The 2015 Agreement also requires the Company to make certain payments totaling €8.6 million (“Manufacturing and Development Payments”) to Fresenius in 2016 and on December 31st of the earlier of (a) the year of achievement of certain production volumes or (b) 2022. Because these payments represent unconditional payment obligations, the Company recognized its liability for these payments at their net present value at discount rate of 9.72% based on the Company’s effective borrowing rate. The Manufacturing and Development Payments liability is accreted through interest expense based on the estimated timing of its ultimate settlement. As of December 31, 2015, the Company had accrued $7.8 million (€7.2 million) related to the Manufacturing and Development Payments, of which $3.3 million (€3.0 million) was included in “Manufacturing and development obligations—current”, and $4.5 million (€4.2 million) was included in “Manufacturing and development obligations—non-current” on the Company’s Consolidated Balance Sheets.

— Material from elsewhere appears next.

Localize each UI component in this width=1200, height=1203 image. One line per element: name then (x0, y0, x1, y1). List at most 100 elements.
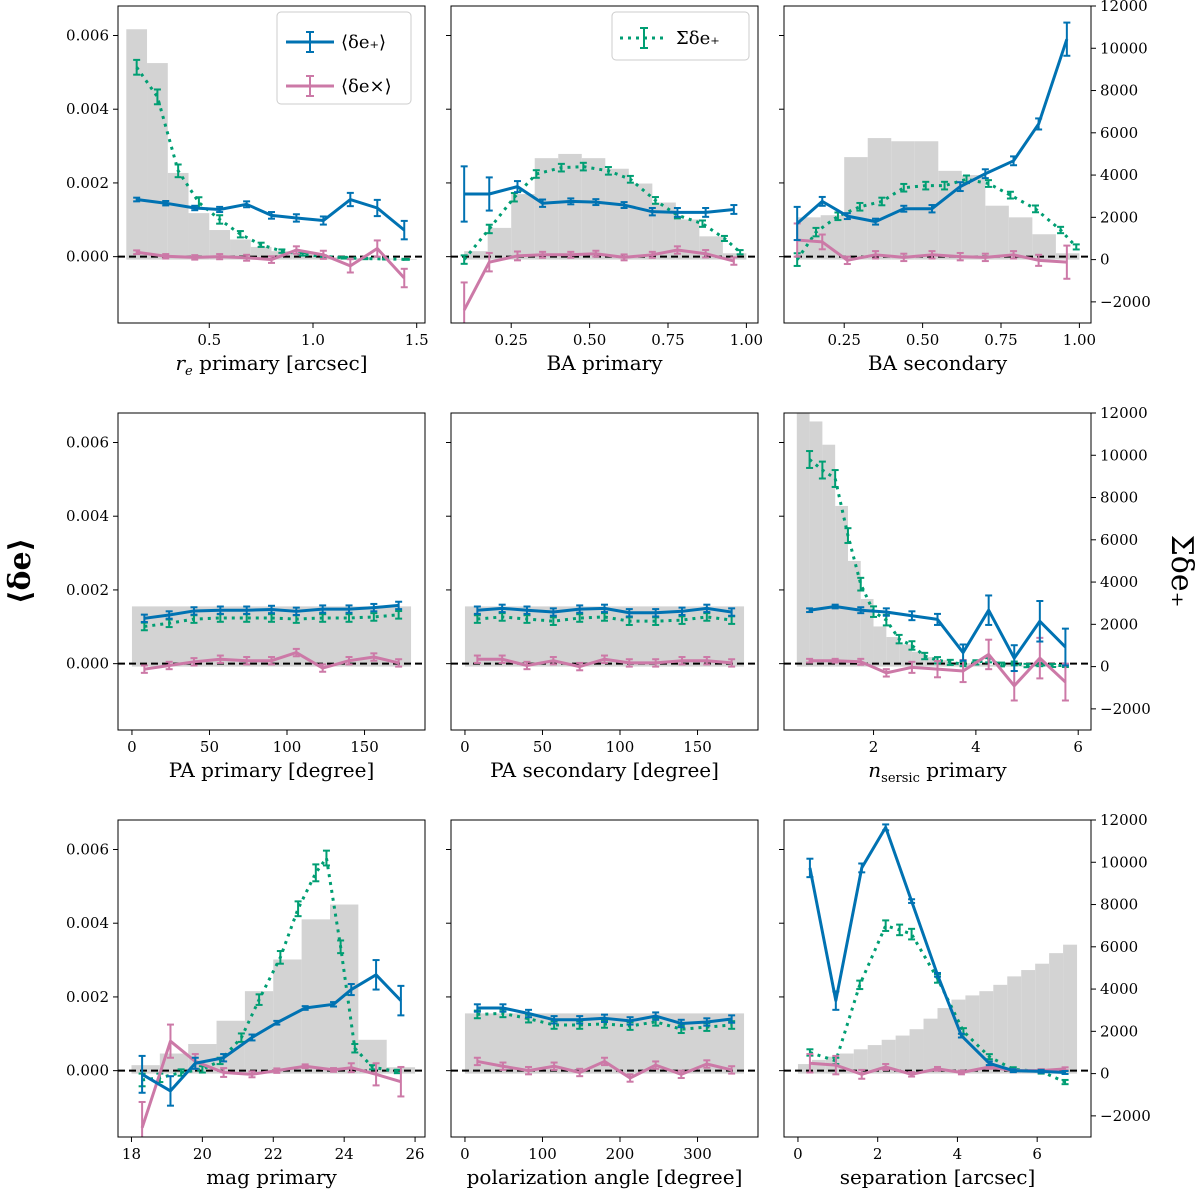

The Manufacturing and Development Payments will be made to support certain projects Fresenius will perform on behalf of the Company related to research and development activities and manufacturing efficiency activities. The Company allocated $4.8 million to research and development activities and $2.4 million to manufacturing efficiency activities based on their market value. The prepaid asset related to amounts paid up front for the R&D activities to be conducted by Fresenius on behalf of the Company is expensed over the period which such activities occur. The manufacturing efficiency asset is expensed on a straight-line basis over the life of the 2015 Agreement. As of December 31, 2015, the prepaid asset related to amounts paid up front for the R&D activities to be conducted by Fresenius on behalf of the Company was included in “Other current assets” on the Company’s Consolidated Balance Sheets at $4.1 million. As of December 31, 2015, the manufacturing efficiency asset was included in “Other assets” on the Company’s Consolidated Balance Sheets at $2.4 million.

The initial term of the 2015 Agreement extends through July 1, 2025 (the “Initial Term”) and is automatically renewed thereafter for additional two year terms (each, a “Renewal Term”), subject to termination by either party upon (i) two years written notice prior to the expiration of the Initial Term or (ii) one year written notice prior to the expiration of any Renewal Term. Under 2015 Agreement the Company shall have the right, but not the obligation, to purchase certain assets and assume certain liabilities from Fresenius.

The Company made payments to Fresenius of $14.9 million, $19.1 million and $15.0 million relating to the manufacturing of the Company products during the years ended December 31, 2015, 2014 and 2013, respectively. At December 31, 2015 and December 31, 2014, the Company owed Fresenius $2.5 million and $5.1 million, respectively, for INTERCEPT disposable kits manufactured. At December 31, 2015 and 2014, amounts due from Fresenius were $0.2 million and $1.3 million respectively.